Monsieur pamplemousse est notre quatrième enfant. 🙂 Pour les trois premiers, des couches jetables ont été utilisées. Pourquoi? Pour pas se faire ch%$!, pour pas dépenser plein de sous d’un seul coup (tout un mauvais argument quand on y repense…), pour pas de pyjamas mouillés, pour pas 10 brassées de lavage de plus par semaine…

Durant la grossesse, grosses discussions et grandes décisions! Pour Monsieur pamplemousse, virage à 180°. Nous tenions à changer le plus de choses possible pour actualiser nos choix et nos valeurs environnementales. Les couches lavables allaient donc de soi.

Mais le sort nous a fait bifurquer un peu, pour un petit moment.                              M. pamplemousse a dû être hospitalisé durant quelques jours à la naissance, et se faire opérer à deux jours de vie… Difficile épreuve pour un bébé; difficile épreuve pour les parents, difficile épreuve pour nos autres enfants, pour notre petite famille, et pour la famille élargie aussi…

Nous avons donc remis en question le choix des couches de coton. Monsieur pamplemousse devrait recevoir des soins quotidiens à la maison et cet aspect nous a fait mettre de côté l’  »option coton ». Nous avons donc acheté quelques boîtes de couches jetables, non sans en avoir mal au portefeuille et à nos convictions un tout petit peu aussi… Mais nous savions que c’était un choix temporaire. Et c’était mieux pour pamplemousse.

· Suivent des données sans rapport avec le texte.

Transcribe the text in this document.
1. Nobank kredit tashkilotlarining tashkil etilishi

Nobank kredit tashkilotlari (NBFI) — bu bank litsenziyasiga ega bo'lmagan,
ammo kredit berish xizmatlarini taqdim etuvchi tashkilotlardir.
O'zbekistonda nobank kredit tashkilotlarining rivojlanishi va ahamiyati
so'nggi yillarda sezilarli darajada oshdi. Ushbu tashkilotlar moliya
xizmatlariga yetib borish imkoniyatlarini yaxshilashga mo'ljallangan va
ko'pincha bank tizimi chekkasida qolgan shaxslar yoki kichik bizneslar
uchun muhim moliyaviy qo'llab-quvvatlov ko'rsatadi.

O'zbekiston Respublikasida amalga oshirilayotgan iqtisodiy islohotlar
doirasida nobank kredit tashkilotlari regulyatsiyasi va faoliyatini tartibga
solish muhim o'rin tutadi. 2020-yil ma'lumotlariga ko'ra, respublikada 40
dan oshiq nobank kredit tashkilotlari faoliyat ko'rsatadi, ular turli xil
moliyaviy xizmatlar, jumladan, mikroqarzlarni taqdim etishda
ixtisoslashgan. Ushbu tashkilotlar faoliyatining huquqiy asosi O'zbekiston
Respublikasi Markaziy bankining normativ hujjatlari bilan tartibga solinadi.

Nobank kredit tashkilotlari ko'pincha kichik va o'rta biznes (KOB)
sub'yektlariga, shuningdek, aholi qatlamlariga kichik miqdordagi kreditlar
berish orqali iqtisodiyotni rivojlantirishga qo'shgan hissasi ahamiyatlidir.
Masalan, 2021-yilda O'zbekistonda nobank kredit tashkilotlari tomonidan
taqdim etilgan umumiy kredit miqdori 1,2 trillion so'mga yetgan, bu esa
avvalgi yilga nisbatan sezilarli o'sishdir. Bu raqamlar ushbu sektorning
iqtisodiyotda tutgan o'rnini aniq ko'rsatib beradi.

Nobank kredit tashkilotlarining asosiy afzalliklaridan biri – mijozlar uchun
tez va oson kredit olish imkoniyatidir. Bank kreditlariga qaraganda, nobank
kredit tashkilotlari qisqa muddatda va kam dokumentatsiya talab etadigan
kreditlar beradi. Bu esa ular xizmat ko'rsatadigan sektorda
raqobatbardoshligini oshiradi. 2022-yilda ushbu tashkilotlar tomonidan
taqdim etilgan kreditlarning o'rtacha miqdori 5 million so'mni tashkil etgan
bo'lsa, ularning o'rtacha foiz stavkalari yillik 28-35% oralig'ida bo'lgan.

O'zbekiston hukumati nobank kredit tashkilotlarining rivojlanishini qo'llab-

Mais! Les soins sont maintenant pratiquement chose du passé! 🙂 Et les couches jetables aussi, par la même occasion! 😉 Une semaine s’est déjà écoulée depuis le début de cette nouvelle étape: le passage aux couches de coton.

Durant la grossesse, nous avons cherché des couches réutilisables de seconde main. Payer plus de 500$ (sans les taxes) pour un ensemble de départ et quelques autres centaines de dollars par la suite pour une deuxième série de couches plus grandes, ne convenait pas du tout à notre budget, ni à nos convictions. Pourquoi acheter neuf quand on peut avoir quelque-chose de très bon pour bien moins cher?! Alors voilà. Nous avons trouvé une maman qui vendait des dizaines de couches pour une fraction du prix, les seaux de trempage, etc. (D’où le mauvais argument de pas dépenser plein de sous d’un coup…) J’ai tout relavé et séché et nous avons attendu la venue du tout petit! 🙂

Nous avons choisi de commencer l’utilisation des couches lavables en alternance avec les couches jetables, question de s’y acclimater tranquillement. Mais au bout de 3 jours, il ne restait plus du tout de couches jetables.

Bien évidemment, des pour et des contre se sont présentés à nous. Dans les pour, le confort de pamplemousse a été décuplé! Le coton, c’est doux doux doux! 🙂 Aussi, ce n’est pas plus dur de jeter la couche dans le seau de trempage qu’à la poubelle et que dire de notre conscience écologique qui s’en trouvait toute satisfaite! 🙂 Mais dans les contre, le TEMPS de confort de M.pamplemousse a considérablement diminué. En effet, la silice présente dans les couches de papier est évidemment absente dans celles de coton et cette matière qui sert à absorber l’humidité a beau être chimique, elle est drôlement utile 😛 Le nombre de changements de couches a aussi de beaucoup augmenté. Ce qui augmente par la même occasion, la quantité et la fréquence du lavage. Ce dont j’aurais pu me passer, honnêtement. Non seulement pour les couches à laver, mais aussi pour tous les vêtements mouillés parce que le pipi a passé au travers de la couche. Peut-être les couches que nous avons sont-elles moins absorbantes qu’à leurs débuts, puisqu’elles en sont à leur troisième vie (elles avaient servi pour deux autres enfants avant M. pamplemousse), mais le fait est qu’avec l’opération que le petit a eue, avoir les fesses au sec est une obligation. Ce qui nous force à changer les couches à chaque pipi. Et pamplemousse semble ne pas trop s’habituer à être plus mouillé. Remarquez, je le comprends! Toujours est-il que son temps de dodo s’en trouve diminué durant le jour parce que sa couche froide et mouillée le réveille. 😦

Bref, comme dans toute situation, rien n’est parfait.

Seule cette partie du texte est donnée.